Most Texans Want To Legalize Marijuana. Why Doesn't Greg Abbott Listen to Them?
The governor, like Republican politicians in other red states where support for legalization is surprisingly strong, does not seem to think it is risky to defy public opinion.
A new poll finds that 55 percent of Texas voters favor legalizing marijuana for recreational use. That's down a bit from the 60-percent support measured last spring, but it is still a pretty striking result in a state where Republicans outnumber Democrats, control the state legislature, and occupy all statewide elected offices.
As you might expect, there was a big partisan gap in support for legalization. The survey, which The Dallas Morning News conducted this month in collaboration with the University of Texas at Tyler, found that 65 percent of Democrats wanted to legalize recreational marijuana, compared to 63 percent of independents and 43 percent of Republicans. Forty-eight percent of Republicans opposed legalization, while 9 percent offered no opinion.
National polling finds similar differences. In the most recent Gallup poll, 68 percent of respondents favored legalization. That majority included 50 percent of Republicans, 71 percent of independents, and 83 percent of Democrats. An SSRS survey conducted in April found that 54 percent of Republicans thought recreational use should be legal, compared to 78 percent of Democrats and 74 percent of independents.

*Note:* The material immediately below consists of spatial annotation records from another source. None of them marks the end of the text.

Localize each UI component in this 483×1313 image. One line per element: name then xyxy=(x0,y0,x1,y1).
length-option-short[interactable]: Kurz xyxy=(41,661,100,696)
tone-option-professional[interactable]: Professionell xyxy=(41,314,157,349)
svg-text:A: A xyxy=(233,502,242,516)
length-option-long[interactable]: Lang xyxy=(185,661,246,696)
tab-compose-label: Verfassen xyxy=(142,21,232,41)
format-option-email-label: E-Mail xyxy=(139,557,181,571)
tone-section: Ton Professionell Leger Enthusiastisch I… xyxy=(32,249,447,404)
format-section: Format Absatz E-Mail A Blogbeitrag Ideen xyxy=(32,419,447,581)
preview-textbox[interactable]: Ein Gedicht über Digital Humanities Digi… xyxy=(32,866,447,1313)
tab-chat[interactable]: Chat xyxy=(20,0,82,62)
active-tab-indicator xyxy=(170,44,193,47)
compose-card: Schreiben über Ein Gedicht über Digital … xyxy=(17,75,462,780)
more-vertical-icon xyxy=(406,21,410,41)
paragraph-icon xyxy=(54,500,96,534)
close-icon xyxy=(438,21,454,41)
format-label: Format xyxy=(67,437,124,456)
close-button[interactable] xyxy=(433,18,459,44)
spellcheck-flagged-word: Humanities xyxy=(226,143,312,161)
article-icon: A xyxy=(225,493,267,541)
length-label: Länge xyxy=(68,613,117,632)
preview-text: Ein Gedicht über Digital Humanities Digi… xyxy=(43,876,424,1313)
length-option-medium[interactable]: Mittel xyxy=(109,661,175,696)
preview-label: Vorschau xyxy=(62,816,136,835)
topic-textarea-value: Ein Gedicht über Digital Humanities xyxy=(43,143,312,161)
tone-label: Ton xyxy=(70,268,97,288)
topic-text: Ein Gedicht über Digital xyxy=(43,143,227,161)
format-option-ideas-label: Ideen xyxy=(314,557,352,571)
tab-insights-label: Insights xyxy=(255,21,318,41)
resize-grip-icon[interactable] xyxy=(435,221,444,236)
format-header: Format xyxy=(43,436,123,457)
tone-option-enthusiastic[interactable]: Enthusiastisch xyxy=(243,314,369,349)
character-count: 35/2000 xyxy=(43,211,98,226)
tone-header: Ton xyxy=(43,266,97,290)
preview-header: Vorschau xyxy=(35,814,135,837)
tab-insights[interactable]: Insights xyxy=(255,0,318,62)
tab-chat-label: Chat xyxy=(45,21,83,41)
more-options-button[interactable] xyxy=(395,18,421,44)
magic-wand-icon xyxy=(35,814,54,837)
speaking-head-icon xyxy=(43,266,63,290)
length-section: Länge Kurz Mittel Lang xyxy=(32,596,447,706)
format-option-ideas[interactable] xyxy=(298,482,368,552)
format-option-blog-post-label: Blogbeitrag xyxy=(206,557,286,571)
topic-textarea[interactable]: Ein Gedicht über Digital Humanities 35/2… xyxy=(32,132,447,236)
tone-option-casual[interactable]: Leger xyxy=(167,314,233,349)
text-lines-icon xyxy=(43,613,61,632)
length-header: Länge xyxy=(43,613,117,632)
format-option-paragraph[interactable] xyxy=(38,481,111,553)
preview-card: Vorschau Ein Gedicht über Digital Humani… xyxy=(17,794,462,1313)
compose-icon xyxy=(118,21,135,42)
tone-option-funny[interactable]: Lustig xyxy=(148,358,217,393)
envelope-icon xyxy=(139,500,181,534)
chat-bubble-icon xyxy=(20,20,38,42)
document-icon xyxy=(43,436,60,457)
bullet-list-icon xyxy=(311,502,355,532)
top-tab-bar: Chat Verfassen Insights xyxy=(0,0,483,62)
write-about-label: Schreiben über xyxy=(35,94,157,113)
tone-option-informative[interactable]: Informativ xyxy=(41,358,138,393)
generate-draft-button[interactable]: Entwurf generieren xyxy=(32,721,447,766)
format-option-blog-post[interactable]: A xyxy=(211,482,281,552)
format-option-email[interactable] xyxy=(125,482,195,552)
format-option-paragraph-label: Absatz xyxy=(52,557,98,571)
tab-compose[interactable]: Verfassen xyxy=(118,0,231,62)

Current Texas law is far from the policies that most respondents in the Dallas Morning News poll said they support. Although 72 percent of respondents, including two-thirds of Republicans, thought medical use of marijuana should be legal, Texas allows patients access only to cannabis products with negligible THC. Possessing two ounces or less of marijuana is a Class B misdemeanor, punishable by up to six months in jail and a $2,000 fine. Selling more than seven grams (about a quarter of an ounce) is a felony punishable by up to two years in prison and a $10,000 fine.
Penalties for cannabis concentrates are much more severe. Simple possession of less than a gram is subject to the same felony penalties as selling more than seven grams of flower. The penalties for possessing concentrates quickly escalate after the one-gram threshold is reached: The maximum is 10 years for one to four grams and 20 years for four to 400 grams. More than that triggers a 10-year mandatory minimum and a maximum sentence of life.
That draconian scheme can lead to absurdly punitive results, such as the 10-year mandatory minimum that a 19-year-old in Round Rock initially faced in 2014 after he was caught with a pound and a half of hash brownies and cookies. Because Texas counts "adulterants and dilutants" as part of a drug's weight, those THC treats qualified as more than 400 grams of concentrate.
Texas Gov. Greg Abbott, a Republican who is running for reelection this year, supports downgrading low-level marijuana possession to a Class C misdemeanor, punishable by no more than a $500 fine. But otherwise, he sees nothing wrong with the way Texas treats cannabis consumers and the people who supply them.
Texas is not the only red state where support for legalization is surprisingly strong. Recent surveys put support at 54 percent in Iowa, 58 percent in Louisiana, and 60 percent in North Carolina.
Last month in Missouri, where a legalization initiative will be on the ballot in November, a Survey USA poll found that 62 percent of registered voters thought recreational marijuana use should be legal. In Arkansas, where voters will consider a similar measure, a Talk Business & Politics/Hendrix College poll conducted in February found that 54 percent of likely voters thought marijuana should be "legal for adults," compared to 32 percent who said it should be legal only for medical use and 11 percent who thought it should not be legal at all. Arkansas Gov. Asa Hutchinson, a Republican who ran the U.S. Drug Enforcement Administration from 2001 to 2003, opposes the legalization initiative and has urged law enforcement agencies to "stand firm" against it.
Two years ago in South Dakota, 54 percent of voters approved a constitutional amendment that would have legalized recreational marijuana. Last November, in response to a lawsuit backed by Republican Gov. Kristi Noem, the South Dakota Supreme Court overturned that initiative, concluding that it violated the state's "single subject" rule for constitutional amendments. Reformers are trying again this year.
On the face of it, politicians like Abbott, Hutchinson, and Noem are defying the will of the majority, which you might think would be risky. A Mason Dixon poll conducted the month before the South Dakota Supreme Court nixed recreational legalization found that just 39 percent of registered voters approved of the way Noem had handled marijuana policy, while 51 percent disapproved. But pro-legalization voters do not necessarily prioritize that issue.
The stark contrast between states like Texas and the growing number of states that have legalized marijuana could make the issue more salient to voters, since it underlines the injustice of arresting and incarcerating people for conduct that many jurisdictions do not consider a crime. The same vape cartridges that state-licensed pot stores sell in Denver, Albuquerque, and Las Vegas could earn you a prison sentence in Fort Worth. If more voters viewed that situation as an outrage instead of a fun fact, politicians like Abbott might pay more attention to public opinion.